Democrats “have gone loco, they have gone loco,” President Trump told a crowd in Tennessee on October 1. He added, for the benefit of monolingual listeners: “They have gone crazy.” Earlier that day, at a White House press conference, he had used the same word to disparage another group on his enemies list:
“They’re loco,” he said of the media. “I use that word because of that fact that we made a trade deal with Mexico.”
Two days earlier, Trump had tested “loco” at a West Virginia rally, saying the Democratic Party was “so far left, Pocohantas” – his often-invoked slur for Massachusetts Senator Elizabeth Warren – “is considered conservative.” The Democrats “have gone crazy. They’ve gone loco.”
And on October 10 Trump wielded his new favorite adjective against the Federal Reserve Bank.
His full comment, in an interview with Fox News: “The Fed is going wild. I mean, I don’t know what their problem is that they are raising interest rates and it’s ridiculous. The Fed is going loco, and there’s no reason for them to do it. I’m not happy about it.”
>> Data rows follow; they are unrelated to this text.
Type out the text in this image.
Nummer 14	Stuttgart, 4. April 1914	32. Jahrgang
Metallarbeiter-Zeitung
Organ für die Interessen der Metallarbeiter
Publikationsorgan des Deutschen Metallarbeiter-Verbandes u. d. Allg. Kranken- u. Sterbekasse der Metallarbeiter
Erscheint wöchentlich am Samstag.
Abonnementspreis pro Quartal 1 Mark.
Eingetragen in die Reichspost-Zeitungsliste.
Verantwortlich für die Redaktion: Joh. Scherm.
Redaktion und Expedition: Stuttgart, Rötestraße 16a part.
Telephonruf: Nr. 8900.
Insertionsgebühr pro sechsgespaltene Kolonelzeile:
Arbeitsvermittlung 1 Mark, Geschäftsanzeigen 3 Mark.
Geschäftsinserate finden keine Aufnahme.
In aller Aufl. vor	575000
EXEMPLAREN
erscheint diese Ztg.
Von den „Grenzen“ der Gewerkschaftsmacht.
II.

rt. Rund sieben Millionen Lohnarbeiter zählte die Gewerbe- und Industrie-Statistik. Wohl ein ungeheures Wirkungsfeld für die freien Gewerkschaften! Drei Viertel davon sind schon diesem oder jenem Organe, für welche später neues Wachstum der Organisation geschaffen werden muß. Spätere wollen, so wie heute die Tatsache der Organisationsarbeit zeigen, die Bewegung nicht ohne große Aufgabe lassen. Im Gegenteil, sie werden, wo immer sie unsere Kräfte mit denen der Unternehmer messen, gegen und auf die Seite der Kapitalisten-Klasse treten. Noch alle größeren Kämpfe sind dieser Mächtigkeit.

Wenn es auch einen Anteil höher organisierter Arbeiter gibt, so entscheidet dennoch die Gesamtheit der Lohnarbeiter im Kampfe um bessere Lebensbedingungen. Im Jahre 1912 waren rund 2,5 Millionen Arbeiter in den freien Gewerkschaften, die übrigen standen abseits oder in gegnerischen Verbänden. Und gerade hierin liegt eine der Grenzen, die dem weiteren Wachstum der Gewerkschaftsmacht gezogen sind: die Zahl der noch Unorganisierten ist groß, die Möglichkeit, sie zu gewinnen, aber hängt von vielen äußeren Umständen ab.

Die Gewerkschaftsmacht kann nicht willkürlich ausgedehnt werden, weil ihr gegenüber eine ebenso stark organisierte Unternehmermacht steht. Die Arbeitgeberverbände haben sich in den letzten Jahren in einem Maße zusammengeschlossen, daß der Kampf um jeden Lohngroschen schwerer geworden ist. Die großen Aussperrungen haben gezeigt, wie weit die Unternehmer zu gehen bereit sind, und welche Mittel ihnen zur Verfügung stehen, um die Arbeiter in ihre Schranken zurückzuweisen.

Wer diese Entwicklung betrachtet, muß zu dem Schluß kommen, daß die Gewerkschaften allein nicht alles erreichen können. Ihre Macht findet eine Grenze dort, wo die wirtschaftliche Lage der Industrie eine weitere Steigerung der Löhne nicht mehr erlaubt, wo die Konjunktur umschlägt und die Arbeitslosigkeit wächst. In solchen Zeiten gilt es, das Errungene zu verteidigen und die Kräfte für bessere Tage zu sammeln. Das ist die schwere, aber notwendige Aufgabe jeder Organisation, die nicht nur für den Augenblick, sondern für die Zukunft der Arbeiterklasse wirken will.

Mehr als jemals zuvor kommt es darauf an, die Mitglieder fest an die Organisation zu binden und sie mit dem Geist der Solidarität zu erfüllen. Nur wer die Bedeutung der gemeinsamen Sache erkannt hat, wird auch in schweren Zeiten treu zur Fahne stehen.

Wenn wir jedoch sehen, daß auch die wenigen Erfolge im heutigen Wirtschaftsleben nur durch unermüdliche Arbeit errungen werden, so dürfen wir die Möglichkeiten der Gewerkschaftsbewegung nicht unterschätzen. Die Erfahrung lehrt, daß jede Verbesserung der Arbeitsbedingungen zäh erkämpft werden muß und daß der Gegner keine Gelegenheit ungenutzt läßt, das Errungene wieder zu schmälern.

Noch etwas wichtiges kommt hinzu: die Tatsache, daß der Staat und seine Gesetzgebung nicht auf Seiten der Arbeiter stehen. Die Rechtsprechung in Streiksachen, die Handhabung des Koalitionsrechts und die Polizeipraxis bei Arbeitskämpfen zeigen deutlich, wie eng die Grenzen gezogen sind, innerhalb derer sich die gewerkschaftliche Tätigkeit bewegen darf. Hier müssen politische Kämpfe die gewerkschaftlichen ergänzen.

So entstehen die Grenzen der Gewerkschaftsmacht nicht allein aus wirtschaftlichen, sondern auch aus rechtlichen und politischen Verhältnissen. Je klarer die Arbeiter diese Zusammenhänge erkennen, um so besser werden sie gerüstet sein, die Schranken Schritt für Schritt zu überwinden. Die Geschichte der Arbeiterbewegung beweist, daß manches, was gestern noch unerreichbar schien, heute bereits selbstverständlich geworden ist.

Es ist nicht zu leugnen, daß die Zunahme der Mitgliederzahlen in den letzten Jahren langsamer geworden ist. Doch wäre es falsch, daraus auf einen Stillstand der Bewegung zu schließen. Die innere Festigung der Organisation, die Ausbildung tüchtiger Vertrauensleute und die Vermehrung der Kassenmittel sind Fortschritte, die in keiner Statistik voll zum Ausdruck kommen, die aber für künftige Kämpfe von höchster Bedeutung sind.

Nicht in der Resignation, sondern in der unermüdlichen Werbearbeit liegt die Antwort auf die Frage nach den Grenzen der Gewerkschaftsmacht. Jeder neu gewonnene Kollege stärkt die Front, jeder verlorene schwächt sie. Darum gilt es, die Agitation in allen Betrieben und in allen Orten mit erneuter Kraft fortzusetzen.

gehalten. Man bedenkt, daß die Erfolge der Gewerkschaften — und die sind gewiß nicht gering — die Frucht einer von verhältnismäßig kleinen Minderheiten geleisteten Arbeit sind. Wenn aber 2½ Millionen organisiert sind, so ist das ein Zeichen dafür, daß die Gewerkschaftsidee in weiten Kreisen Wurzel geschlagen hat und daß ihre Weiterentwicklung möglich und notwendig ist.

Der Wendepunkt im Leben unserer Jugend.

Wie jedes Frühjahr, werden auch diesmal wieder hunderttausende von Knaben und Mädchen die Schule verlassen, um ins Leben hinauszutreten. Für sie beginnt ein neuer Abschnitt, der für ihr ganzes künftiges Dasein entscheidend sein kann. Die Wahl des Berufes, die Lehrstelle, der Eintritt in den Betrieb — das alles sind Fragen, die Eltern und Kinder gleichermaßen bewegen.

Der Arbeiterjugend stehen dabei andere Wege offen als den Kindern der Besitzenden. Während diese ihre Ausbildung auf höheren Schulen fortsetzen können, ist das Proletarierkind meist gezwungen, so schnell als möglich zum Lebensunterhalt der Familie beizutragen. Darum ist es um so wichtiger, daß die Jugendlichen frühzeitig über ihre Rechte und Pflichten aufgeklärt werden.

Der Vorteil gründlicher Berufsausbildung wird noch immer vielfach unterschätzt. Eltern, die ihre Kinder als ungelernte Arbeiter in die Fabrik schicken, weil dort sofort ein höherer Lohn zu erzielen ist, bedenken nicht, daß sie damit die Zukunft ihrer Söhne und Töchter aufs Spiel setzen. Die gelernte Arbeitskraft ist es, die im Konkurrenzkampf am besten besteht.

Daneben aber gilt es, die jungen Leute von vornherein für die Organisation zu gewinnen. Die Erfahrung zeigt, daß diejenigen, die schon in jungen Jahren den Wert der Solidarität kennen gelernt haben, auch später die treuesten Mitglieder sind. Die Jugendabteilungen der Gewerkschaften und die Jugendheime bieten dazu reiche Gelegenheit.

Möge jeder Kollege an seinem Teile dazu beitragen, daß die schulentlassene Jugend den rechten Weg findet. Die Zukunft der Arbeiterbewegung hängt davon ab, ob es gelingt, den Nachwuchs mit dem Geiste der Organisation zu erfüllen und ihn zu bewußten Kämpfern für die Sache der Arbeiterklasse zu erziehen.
Faster than a speeding locomotive, reporters were turning “loco” against its source. “Donald Trump’s Loco Attack on the Federal Reserve” was the headline on an article by staff writer John Cassidy in the New Yorker online. (Cassidy’s conclusion: “Rather than acting strategically and respecting an institutional setup that, generally speaking, has served the country well, [Trump] went loco.”) Washington Post opinion writer Catherine Rampell observed that “Trump’s arm-twisting of the Fed is what’s truly ‘loco’.”
That’s a lot of “loco” for a single fortnight, and the reasons for its sudden surge are unclear. Trump often has trouble stringing together a coherent sentence in his native English, and he has no history of demonstrating admiration for the Spanish language or its speakers. (In the only other example I can recall of his using Spanish, he called for deporting “bad hombres” during an October 2016 debate with Hillary Clinton. He mispronounced “hombres” as “hambres,” which means “hungers.”) Is Trump a fan of Marcelo “El Loco” Bialsa, the Argentine-born soccer coach now managing Leeds United? Doubtful. Was the recent Spanish incursion was influenced by “Loco,” a new track by Machine Gun Kelly released in August of this year?